Via Mark J. Grant, author of Out of the Box,
Late last night S&P placed Greece into “Selective Default” again. This is not the first time that Athens has been placed in the jailhouse and perhaps it seems like one more ho-hum event but perhaps not. The old bonds that were restructured were governed under Greek law but this second re-structuring is governed under British law. There may be challenges in the British courts as to the legality of “reliance” and “fairness” and it may be that the legal complaints mire the entire process in the courts for some period of time. This could then stop the next round of the Troika funding and cause all kinds of rancor in Europe. Then a “Selective Default” raises the issues, once again, of the $90 billion in Greek derivatives, the Greek bank bonds guaranteed by the country and now at the ECB, some central banks and some commercial banks where some clause may get triggered. Various clauses in repos, inter-bank lending contracts and guarantees by Athens of various corporate entities could also get triggered as the time it could take to drag through the British courts invalidates any repatriation sections of some contracts. The second and multiple times denied PSI during the first go-round may not prove to be such a slam dunk as thought by many and so I bring it to your attention.

In the meantime the European mandated austerity measures for Greece have driven their unemployment rate to over 26% as they replace Spain as having the highest unemployment rate on the Continent. The youth unemployment rate rose to 57% in Greece last month as I expect, any day, for Europe to outlaw the calculation of unemployment as hazardous to goals of the European Union.
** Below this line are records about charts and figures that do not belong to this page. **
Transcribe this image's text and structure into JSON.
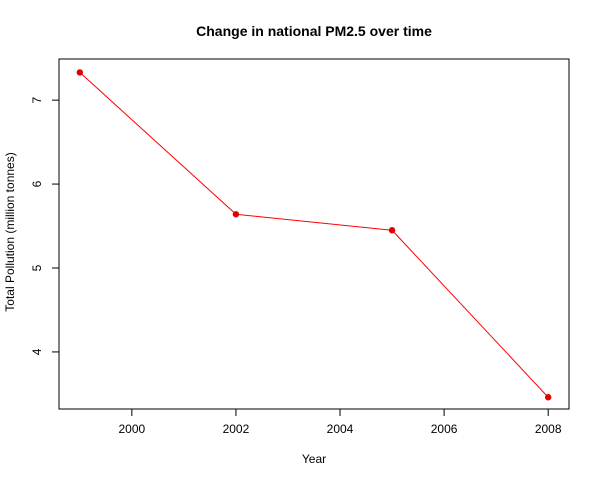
{
  "chart_data": {
    "type": "line",
    "title": "Change in national PM2.5 over time",
    "xlabel": "Year",
    "ylabel": "Total Pollution (million tonnes)",
    "x": [
      1999,
      2002,
      2005,
      2008
    ],
    "series": [
      {
        "values": [
          7.33,
          5.64,
          5.45,
          3.46
        ],
        "line_color": "#ff0000",
        "marker_color": "#e00000"
      }
    ],
    "xticks": [
      "2000",
      "2002",
      "2004",
      "2006",
      "2008"
    ],
    "yticks": [
      "4",
      "5",
      "6",
      "7"
    ],
    "xlim": [
      1998.6,
      2008.4
    ],
    "ylim": [
      3.32,
      7.49
    ],
    "grid": false,
    "legend": "none"
  },
  "colors": {
    "axis": "#000000",
    "background": "#ffffff"
  }
}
You may well laugh or snicker but who knows what these people could do these days. If they don’t like it; they don’t count it. If the ratings agencies opine negatively then they must be admonished and minimized. One can almost hear Rehn or Barroso invoking the rights of a united Europe to not be marginalized by these type of calculations.

In the meantime, because Americans hate to be left out of anything, we continue to behave like fools. The raising of the tax rate on the wealthy will operate the country for about eight days and it seems like the savants in Washington have forgotten that there are three hundred and forty-eight days left in the year. There has not been one proposal from Obama that has addressed the social policies of the nation that cannot be afforded.Secretary Geithner’s ,“We are prepared to go over the fiscal cliff,” has all of the dramatics of some bluff on World Wide Poker. The focus on redistribution of wealth is a secondary consideration when you cannot pay your bills. The debt ceiling debate is no better as all we are doing is adding more debt to a total that cannot be afforded now as the Fed grinds out more money, more Quantitative Easing and more highly questionable policies for the future of our nation. I propose that unhappy Americans unite, buy the Abaco islands from the Bahamas, they need the money, and begin our own island nation and let the 46.5 million on food stamps fend for themselves. I honestly feel that way some days as the idiocy in Washington D.C. seems to recognize no boundaries.
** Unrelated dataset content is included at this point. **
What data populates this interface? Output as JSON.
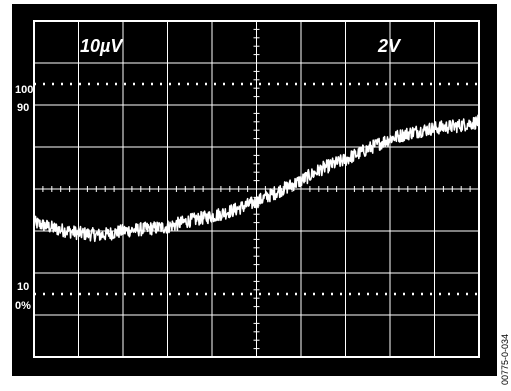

“America’s abundance was created not by public sacrifices to “the common good,” but by the productive genius of free men who pursued their own personal interests and the making of their own private fortunes. They did not starve the people to pay for America’s industrialization. They gave the people better jobs, higher wages and cheaper goods with every new machine they invented, with every scientific discovery or technological advance—and thus the whole country was moving forward and profiting, not suffering, every step of the way.”